Татищев знал, как добиться своего. Он хотел вывести канцлера из равновесия, обозлить его и, когда тот в гневе перестанет владеть собой, обрушить на него силы внимательно следивших за перепалкой бояр и печатника.

— Что ты тут раскричался? — прервал он посла. — Я всем вам сказал и говорю, ещё раз скажу и докажу, что ты говоришь неправду! Ты лжец!

И Татищев таки смутил канцлера. Лев Сапега был сильным и преданным сыном Польши, но он знал, сколь корыстно, алчно и развращенно шляхетство, и сей миг заметался в мыслях: кого купил этот лукавый московский дворянин в Варшаве и сколь далеко проник он в польские тайны? Увидя смущение посла и считая, что настало время уверенно шагнуть к тому, во имя чего и была затеяна вся эта игра, Щелкалов остановил Татищева и заговорил сам, но уже много ровней и спокойней.
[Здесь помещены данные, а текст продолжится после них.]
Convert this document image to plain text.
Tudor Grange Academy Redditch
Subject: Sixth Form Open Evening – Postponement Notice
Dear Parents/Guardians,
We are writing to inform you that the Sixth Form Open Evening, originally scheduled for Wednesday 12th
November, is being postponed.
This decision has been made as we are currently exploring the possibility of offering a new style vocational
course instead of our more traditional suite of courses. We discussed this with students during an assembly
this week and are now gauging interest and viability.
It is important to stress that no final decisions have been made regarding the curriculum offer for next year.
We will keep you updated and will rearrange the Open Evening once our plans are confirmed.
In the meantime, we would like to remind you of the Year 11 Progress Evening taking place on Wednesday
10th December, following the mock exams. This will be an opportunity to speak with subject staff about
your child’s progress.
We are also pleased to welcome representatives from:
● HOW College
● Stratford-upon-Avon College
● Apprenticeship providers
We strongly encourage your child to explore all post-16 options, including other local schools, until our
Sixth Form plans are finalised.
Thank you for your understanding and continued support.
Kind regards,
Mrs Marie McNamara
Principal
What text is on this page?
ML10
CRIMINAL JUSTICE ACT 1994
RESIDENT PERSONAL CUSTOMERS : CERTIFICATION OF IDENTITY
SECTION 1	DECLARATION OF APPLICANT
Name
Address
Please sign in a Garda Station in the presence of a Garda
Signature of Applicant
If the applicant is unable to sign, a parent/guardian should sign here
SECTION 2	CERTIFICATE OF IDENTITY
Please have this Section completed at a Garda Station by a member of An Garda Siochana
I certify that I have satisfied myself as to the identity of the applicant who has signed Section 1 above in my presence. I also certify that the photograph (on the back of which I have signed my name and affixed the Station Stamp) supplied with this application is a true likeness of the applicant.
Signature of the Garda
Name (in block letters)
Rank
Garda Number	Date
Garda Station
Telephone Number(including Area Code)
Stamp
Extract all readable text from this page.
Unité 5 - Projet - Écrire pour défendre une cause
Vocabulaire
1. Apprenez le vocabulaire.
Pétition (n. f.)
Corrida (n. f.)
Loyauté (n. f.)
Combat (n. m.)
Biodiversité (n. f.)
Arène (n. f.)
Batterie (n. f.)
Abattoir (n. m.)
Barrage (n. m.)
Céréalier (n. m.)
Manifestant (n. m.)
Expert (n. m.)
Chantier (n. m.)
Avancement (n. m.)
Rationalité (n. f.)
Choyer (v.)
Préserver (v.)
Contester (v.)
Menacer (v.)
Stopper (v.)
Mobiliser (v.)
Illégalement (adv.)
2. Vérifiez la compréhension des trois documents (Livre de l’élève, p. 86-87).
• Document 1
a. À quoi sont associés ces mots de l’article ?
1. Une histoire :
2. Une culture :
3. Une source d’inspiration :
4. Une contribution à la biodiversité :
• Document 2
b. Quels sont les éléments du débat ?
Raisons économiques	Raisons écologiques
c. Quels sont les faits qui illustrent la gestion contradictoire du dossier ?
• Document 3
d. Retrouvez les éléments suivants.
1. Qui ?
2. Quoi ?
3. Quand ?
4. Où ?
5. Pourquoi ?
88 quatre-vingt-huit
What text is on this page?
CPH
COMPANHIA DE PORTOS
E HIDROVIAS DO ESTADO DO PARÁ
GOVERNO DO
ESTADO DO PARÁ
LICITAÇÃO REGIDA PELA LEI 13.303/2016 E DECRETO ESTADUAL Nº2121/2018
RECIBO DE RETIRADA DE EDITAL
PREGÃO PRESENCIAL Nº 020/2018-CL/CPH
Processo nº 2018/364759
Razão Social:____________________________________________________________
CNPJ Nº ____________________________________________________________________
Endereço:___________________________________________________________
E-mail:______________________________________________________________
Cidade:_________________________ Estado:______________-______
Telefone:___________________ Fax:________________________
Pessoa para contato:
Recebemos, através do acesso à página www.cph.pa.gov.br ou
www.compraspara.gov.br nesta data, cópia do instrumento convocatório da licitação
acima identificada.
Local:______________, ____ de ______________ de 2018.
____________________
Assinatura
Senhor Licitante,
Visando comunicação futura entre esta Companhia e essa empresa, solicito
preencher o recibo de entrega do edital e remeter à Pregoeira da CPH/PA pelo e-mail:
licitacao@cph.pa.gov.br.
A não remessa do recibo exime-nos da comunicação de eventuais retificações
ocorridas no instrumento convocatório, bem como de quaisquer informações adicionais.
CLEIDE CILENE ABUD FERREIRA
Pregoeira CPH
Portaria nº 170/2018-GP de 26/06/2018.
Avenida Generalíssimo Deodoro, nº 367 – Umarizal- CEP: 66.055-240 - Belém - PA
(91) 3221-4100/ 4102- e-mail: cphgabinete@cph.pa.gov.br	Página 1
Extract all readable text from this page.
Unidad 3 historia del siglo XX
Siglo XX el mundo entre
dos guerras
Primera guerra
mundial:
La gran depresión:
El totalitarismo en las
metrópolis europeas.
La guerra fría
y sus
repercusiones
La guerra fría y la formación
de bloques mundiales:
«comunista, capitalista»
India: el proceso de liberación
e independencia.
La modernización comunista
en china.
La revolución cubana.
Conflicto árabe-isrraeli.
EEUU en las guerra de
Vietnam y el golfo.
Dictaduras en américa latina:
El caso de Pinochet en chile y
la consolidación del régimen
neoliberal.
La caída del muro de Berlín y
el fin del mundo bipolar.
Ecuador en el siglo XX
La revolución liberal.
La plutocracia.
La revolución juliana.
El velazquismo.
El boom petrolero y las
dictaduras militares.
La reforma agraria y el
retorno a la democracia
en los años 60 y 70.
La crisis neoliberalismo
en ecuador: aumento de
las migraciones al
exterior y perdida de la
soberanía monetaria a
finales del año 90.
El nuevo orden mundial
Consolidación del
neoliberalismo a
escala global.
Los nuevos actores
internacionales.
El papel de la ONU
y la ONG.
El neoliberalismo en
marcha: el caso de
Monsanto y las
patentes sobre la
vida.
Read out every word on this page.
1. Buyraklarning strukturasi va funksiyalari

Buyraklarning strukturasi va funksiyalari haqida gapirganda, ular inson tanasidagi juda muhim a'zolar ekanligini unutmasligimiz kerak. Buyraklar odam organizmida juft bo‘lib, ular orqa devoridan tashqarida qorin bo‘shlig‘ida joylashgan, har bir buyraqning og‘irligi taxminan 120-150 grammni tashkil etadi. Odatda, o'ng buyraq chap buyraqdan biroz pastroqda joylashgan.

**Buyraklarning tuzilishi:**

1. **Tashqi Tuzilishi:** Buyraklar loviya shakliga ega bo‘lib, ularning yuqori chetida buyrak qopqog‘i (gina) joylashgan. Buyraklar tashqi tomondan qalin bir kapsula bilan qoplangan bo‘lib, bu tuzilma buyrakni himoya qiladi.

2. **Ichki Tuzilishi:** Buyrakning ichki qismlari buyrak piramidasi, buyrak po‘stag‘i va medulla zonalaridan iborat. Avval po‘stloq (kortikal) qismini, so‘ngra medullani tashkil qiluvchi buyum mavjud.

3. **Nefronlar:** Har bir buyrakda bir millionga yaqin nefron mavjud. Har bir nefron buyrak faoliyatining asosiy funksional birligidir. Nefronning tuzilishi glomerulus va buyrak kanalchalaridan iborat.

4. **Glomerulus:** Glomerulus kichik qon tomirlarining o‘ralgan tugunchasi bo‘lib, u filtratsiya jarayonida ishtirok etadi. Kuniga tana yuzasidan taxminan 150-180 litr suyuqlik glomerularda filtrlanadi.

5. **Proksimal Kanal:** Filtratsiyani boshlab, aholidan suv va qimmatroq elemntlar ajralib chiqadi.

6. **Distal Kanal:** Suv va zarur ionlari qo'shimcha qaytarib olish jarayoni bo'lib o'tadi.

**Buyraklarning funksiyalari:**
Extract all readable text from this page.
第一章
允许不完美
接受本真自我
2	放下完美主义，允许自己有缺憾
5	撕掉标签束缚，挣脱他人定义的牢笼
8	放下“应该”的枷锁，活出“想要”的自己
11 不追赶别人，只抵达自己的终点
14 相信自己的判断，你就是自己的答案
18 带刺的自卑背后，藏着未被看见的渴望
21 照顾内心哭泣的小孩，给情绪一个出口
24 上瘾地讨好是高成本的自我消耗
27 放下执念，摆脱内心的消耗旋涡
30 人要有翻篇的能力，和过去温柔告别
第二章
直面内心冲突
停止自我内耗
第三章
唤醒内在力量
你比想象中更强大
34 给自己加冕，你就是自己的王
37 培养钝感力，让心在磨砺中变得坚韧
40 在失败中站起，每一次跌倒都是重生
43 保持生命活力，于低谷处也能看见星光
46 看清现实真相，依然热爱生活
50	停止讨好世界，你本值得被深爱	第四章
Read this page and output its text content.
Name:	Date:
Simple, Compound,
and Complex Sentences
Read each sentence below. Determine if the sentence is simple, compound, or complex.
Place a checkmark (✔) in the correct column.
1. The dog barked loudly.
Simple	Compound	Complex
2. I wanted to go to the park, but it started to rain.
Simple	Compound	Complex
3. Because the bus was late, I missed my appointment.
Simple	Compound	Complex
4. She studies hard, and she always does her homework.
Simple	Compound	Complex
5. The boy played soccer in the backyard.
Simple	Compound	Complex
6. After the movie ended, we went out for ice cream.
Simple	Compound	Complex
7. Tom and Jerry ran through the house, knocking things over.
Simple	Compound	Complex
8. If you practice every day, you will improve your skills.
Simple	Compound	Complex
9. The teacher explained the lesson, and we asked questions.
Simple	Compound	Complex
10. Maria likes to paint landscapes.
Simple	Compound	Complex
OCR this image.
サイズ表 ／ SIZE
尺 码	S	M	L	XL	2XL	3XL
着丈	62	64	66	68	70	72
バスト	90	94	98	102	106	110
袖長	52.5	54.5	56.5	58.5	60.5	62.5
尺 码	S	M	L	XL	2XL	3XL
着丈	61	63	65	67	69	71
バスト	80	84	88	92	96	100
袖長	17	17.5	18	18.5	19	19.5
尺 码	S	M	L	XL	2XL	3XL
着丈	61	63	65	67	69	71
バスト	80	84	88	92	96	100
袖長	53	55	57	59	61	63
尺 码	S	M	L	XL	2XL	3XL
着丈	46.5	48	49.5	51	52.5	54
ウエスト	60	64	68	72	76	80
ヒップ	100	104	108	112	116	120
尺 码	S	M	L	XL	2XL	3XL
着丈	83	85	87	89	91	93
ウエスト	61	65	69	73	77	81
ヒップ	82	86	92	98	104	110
Он ни словом не обмолвился о Ливонии, а сказал, что и сам считает важнейшим вопрос о свободной торговле, о свободном проезде купцов через земли обоих государств. И тут же начал разговор о союзе оборонительном и наступательном, о выдаче перебежчиков, о вечном мире между государствами.

— Вечный мир, — сказал он, — вот что прежде всего. Всё остальное выйдет из этого.

И Лев Сапега, обрадовавшись перемене тона переговоров, утвердительно кивнул головой.

Тут же Щелкалов увёртливо пошёл назад, но при этом смягчил голос чуть ли не до ласки. Наматывая слово на слово, он заговорил о невозможности согласия российского государя на то, чтобы поляки и литовцы женились в Московском государстве, приобретали земли и строили на них римские церкви.

вернуться

101

...начиная от великого князя Ярослава... — Ярослав Мудрый возложил дань на латгалов, а в 1036 г. основал русский форпост в Эстонии — город Юрьев (позже Дерпт, ныне Тарту). Долгое время спустя Ливонский орден (с перерывами, вызывавшими войны) платил Новгороду, а затем Москве дань за пользование землями вплоть до Риги.